The modern era for most religions has been an era of decline. The elaborate explanations for the origin of the world found in most faiths have been by and large disproven, while modern scientists have developed technologies which accomplished far more for humanity than mere prayer. Some religions survived solely based on an ideology of tradition and ritual, while others downplayed divinity and became about finding inner peace, or made failed attempts to reconcile themselves with the modern age.
And yet this era saw the worship of the minor storm bird-god Zapdos become one of the most popular faiths in Kanto and even spread in force to the surrounding lands. Many explanations have been ventured for this, and it is true that the cult of Zapdos was never too doctrinaire, encouraged scientific research, and had a priesthood willing to adapt to the times, but to focus on this is to miss the point entirely. Zapdos, after all, is a god not merely of thunderstorms, but of electricity, and it was electricity that powered half the innovations of the modern age.

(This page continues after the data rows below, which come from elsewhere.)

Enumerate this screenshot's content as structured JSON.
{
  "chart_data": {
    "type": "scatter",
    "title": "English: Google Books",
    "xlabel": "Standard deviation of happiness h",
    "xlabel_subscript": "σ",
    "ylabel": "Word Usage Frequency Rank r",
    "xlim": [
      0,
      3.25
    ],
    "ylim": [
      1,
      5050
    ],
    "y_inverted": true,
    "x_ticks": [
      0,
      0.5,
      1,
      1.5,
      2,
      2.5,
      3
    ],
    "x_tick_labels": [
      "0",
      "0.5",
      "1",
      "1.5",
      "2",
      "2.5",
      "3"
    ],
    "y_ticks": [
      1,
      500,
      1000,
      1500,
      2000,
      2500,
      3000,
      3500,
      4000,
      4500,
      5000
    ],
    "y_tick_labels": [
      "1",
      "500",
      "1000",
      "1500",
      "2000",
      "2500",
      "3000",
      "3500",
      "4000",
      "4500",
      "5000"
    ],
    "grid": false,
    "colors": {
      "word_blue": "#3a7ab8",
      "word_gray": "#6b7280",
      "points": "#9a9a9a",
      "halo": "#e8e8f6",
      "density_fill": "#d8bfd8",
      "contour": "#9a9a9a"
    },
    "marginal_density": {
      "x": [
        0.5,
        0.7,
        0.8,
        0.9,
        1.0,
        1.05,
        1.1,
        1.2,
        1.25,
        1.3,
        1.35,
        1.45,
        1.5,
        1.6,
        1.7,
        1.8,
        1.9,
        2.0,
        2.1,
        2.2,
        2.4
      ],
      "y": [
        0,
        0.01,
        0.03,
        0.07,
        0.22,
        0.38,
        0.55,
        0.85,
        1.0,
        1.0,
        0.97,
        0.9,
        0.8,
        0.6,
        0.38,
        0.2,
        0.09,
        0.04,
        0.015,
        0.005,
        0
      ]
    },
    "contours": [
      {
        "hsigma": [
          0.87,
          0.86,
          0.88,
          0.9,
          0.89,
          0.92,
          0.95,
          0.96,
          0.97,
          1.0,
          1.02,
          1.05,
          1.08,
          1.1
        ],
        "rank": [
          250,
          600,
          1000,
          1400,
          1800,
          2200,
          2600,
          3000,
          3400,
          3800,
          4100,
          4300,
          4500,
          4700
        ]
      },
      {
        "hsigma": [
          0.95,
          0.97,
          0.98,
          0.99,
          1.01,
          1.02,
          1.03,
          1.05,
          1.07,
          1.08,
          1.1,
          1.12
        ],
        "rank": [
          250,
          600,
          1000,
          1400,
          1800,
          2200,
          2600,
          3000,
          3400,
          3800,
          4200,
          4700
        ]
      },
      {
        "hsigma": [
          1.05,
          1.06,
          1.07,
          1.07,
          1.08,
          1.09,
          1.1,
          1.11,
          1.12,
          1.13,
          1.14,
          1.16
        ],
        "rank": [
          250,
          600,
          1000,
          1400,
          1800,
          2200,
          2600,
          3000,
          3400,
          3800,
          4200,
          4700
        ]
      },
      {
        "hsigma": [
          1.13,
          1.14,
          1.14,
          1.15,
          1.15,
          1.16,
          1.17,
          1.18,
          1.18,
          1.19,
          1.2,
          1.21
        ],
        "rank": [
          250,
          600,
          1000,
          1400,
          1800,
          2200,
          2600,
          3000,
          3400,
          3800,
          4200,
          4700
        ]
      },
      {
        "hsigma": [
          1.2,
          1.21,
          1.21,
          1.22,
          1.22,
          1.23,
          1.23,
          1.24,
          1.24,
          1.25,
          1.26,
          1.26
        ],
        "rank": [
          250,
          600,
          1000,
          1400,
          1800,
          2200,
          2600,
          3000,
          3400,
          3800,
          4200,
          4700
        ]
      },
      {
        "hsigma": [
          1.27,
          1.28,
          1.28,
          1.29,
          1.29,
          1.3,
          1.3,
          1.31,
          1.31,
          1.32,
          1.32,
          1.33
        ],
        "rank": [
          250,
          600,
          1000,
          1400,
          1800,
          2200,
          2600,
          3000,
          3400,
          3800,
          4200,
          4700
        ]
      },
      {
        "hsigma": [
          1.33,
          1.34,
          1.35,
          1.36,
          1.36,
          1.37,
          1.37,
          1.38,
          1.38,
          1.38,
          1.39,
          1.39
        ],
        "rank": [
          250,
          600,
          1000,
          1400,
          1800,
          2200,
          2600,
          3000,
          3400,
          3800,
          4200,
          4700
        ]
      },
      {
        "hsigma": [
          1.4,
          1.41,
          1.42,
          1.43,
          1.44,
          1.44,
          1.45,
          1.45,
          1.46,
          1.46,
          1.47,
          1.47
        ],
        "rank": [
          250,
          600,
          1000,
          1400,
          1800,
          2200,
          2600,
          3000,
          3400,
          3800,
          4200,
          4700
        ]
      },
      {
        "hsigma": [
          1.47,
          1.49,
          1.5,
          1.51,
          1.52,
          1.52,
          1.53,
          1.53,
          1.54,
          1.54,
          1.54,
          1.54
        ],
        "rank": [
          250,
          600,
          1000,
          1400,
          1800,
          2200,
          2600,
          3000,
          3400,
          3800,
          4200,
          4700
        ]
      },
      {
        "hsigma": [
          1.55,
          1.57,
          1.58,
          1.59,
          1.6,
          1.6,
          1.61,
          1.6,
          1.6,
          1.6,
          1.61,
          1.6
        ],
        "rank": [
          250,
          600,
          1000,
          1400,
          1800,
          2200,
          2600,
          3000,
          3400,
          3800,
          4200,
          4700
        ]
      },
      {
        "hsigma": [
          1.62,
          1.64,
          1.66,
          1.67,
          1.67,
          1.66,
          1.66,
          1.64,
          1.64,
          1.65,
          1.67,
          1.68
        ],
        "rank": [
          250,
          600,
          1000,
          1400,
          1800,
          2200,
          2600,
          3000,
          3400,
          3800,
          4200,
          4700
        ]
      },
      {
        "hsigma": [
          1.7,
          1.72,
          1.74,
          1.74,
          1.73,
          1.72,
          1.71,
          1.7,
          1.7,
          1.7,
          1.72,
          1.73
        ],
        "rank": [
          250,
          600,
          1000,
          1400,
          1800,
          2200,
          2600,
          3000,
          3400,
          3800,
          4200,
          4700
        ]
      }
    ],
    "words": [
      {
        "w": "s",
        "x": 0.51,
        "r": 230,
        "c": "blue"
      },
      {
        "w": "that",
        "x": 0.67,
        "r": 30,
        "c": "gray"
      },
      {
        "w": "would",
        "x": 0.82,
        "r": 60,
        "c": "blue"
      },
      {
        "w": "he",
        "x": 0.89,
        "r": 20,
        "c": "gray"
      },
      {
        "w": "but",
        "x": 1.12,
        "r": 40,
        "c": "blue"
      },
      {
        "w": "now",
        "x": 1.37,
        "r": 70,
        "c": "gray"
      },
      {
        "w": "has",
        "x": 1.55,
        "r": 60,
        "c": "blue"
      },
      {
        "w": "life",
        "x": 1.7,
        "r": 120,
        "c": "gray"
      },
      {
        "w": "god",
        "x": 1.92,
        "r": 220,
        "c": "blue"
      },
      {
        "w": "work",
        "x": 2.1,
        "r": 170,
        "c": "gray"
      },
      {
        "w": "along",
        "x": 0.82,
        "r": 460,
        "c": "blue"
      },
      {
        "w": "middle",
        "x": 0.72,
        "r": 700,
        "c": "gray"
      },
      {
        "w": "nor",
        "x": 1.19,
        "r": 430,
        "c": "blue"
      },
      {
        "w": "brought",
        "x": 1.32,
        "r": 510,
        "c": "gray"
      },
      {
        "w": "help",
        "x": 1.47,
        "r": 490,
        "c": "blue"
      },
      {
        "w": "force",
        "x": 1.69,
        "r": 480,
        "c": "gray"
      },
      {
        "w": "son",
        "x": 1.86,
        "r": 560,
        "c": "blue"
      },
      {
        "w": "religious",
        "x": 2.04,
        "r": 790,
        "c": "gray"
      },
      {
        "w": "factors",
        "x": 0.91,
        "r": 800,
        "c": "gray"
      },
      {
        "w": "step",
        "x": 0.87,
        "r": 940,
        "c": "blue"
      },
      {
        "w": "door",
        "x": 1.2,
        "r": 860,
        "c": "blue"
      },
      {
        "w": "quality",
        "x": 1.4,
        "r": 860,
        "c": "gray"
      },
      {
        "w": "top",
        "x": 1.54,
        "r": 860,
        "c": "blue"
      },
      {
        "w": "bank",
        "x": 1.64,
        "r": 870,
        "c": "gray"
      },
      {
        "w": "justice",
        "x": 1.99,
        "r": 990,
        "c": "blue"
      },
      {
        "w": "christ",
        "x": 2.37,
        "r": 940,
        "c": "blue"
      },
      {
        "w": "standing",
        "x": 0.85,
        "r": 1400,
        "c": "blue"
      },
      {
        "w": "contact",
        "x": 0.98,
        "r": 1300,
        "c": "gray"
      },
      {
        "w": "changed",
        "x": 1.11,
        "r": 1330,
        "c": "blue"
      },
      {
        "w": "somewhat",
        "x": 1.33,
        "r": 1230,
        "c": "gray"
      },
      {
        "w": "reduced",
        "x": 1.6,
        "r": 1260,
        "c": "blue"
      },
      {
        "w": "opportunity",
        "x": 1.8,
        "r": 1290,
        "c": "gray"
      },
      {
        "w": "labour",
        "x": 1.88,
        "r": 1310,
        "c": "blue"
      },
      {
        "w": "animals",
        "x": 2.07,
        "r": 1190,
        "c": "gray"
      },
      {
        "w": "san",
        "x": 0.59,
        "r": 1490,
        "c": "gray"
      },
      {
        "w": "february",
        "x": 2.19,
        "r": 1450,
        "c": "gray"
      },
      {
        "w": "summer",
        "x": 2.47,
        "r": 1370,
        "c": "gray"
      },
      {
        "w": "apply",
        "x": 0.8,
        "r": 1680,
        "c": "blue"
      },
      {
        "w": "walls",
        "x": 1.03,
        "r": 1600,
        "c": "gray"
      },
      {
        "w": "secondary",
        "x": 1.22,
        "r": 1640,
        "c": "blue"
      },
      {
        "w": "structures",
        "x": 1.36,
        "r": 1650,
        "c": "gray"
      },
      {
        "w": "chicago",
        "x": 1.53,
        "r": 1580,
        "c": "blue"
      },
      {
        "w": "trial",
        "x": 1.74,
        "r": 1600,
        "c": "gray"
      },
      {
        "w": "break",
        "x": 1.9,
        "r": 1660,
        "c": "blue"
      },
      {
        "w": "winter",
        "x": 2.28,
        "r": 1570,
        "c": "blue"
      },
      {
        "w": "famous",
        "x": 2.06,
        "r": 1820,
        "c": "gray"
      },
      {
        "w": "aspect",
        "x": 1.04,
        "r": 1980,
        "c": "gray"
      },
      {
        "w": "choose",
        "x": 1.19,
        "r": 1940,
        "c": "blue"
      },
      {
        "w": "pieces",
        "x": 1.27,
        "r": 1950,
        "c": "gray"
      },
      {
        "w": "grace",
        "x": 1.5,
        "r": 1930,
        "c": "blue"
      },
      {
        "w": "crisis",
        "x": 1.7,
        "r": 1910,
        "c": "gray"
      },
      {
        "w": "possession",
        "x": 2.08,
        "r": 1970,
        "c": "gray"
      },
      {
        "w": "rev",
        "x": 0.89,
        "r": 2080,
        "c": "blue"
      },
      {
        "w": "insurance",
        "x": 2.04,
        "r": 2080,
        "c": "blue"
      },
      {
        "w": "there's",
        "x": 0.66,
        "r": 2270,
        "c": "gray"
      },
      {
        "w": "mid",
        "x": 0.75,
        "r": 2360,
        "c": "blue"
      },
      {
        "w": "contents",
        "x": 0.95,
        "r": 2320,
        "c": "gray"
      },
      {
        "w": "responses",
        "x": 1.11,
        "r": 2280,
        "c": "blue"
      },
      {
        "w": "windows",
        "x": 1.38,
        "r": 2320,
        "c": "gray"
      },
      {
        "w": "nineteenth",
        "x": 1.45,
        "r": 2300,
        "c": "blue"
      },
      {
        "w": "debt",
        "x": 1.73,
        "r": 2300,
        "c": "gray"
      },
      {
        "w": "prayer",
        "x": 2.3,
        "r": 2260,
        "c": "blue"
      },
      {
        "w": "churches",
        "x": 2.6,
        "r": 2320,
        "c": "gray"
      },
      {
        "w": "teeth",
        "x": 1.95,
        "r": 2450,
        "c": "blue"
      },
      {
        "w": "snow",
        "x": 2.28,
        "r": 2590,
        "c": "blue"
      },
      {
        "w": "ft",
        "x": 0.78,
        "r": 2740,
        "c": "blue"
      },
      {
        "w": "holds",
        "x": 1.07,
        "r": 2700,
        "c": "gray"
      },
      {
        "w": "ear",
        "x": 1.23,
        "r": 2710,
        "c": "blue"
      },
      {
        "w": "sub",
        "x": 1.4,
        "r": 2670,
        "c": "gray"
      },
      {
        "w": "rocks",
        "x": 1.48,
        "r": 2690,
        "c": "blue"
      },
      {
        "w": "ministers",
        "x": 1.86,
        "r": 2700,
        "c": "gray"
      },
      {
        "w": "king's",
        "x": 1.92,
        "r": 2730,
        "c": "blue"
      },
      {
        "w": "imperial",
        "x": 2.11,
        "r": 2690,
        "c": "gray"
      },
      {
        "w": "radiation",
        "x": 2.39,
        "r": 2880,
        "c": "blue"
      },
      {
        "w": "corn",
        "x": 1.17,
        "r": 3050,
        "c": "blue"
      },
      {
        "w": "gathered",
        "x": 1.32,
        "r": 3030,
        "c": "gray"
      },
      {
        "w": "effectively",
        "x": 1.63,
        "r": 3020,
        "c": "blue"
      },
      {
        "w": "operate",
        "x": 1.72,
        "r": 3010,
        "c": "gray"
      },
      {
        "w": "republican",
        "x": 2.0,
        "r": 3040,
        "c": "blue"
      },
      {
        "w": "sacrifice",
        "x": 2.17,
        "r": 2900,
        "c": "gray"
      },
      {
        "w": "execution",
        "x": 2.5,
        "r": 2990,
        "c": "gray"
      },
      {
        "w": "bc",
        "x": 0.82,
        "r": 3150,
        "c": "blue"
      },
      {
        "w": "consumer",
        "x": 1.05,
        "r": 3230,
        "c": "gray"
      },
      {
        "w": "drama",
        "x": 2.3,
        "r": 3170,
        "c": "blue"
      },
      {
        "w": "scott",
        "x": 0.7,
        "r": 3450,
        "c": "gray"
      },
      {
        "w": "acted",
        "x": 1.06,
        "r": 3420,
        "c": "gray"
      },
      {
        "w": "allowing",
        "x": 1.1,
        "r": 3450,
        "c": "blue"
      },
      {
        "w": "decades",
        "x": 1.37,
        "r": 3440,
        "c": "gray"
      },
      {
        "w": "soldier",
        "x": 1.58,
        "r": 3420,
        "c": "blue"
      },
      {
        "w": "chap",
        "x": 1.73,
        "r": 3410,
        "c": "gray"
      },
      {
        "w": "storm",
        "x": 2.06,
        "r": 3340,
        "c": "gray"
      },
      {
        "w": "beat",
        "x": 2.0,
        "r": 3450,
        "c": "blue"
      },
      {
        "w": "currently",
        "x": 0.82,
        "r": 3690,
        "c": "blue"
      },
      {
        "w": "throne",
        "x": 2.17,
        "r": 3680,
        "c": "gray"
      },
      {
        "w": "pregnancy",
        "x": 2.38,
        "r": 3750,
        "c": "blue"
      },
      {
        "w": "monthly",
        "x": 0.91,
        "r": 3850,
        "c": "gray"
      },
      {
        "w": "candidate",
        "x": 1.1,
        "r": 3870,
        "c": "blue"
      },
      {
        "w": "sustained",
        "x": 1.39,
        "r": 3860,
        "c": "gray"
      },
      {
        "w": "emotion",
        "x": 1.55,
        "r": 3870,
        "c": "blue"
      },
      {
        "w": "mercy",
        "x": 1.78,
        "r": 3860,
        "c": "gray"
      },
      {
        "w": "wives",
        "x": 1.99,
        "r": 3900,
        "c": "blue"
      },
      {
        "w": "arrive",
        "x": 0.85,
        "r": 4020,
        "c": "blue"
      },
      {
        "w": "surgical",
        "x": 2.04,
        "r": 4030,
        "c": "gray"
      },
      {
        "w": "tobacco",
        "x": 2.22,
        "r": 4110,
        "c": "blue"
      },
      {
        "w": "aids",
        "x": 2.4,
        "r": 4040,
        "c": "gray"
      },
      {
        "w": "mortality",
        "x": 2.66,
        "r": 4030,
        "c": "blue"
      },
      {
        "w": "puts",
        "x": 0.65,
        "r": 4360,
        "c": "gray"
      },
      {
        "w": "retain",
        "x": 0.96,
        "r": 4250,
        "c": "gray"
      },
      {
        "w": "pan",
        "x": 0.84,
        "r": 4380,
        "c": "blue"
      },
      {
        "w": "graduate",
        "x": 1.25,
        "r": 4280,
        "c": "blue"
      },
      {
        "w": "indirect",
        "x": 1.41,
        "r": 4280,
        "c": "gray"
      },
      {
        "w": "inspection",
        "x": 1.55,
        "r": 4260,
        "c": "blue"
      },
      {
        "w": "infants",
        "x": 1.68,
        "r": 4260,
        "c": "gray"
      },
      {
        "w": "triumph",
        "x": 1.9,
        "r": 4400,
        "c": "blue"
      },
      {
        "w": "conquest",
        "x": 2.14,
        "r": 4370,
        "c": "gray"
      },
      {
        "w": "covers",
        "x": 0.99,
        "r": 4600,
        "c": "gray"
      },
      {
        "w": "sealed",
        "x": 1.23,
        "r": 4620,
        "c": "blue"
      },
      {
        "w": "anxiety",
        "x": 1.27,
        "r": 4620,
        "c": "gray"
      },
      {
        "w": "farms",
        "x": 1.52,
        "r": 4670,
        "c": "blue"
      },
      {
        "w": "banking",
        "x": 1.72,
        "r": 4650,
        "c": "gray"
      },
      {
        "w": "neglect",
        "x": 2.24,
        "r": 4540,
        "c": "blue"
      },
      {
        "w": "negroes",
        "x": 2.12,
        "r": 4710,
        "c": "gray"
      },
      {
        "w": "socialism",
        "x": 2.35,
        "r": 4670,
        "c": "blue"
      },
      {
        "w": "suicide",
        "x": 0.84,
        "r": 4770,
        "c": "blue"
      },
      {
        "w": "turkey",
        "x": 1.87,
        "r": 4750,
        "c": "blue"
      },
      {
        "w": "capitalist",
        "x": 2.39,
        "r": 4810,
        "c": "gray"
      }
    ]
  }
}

When the power went out, when a computer broke down, it was natural to try to appease the thunder bird's wrath, and when one played a good video game or even read a book by the light of a lightbulb it was equally natural to give thanks. Heat and cold still annoyed, but air conditioning and central heating made them far less troublesome, so the birds of weather became less important. And when the Great Power Plant became obsolete, it was understandably dedicated to Zapdos and set aside as a habitat for electric-type pokemon, an enormous shrine for what its owners were convinced was the greatest god of the land.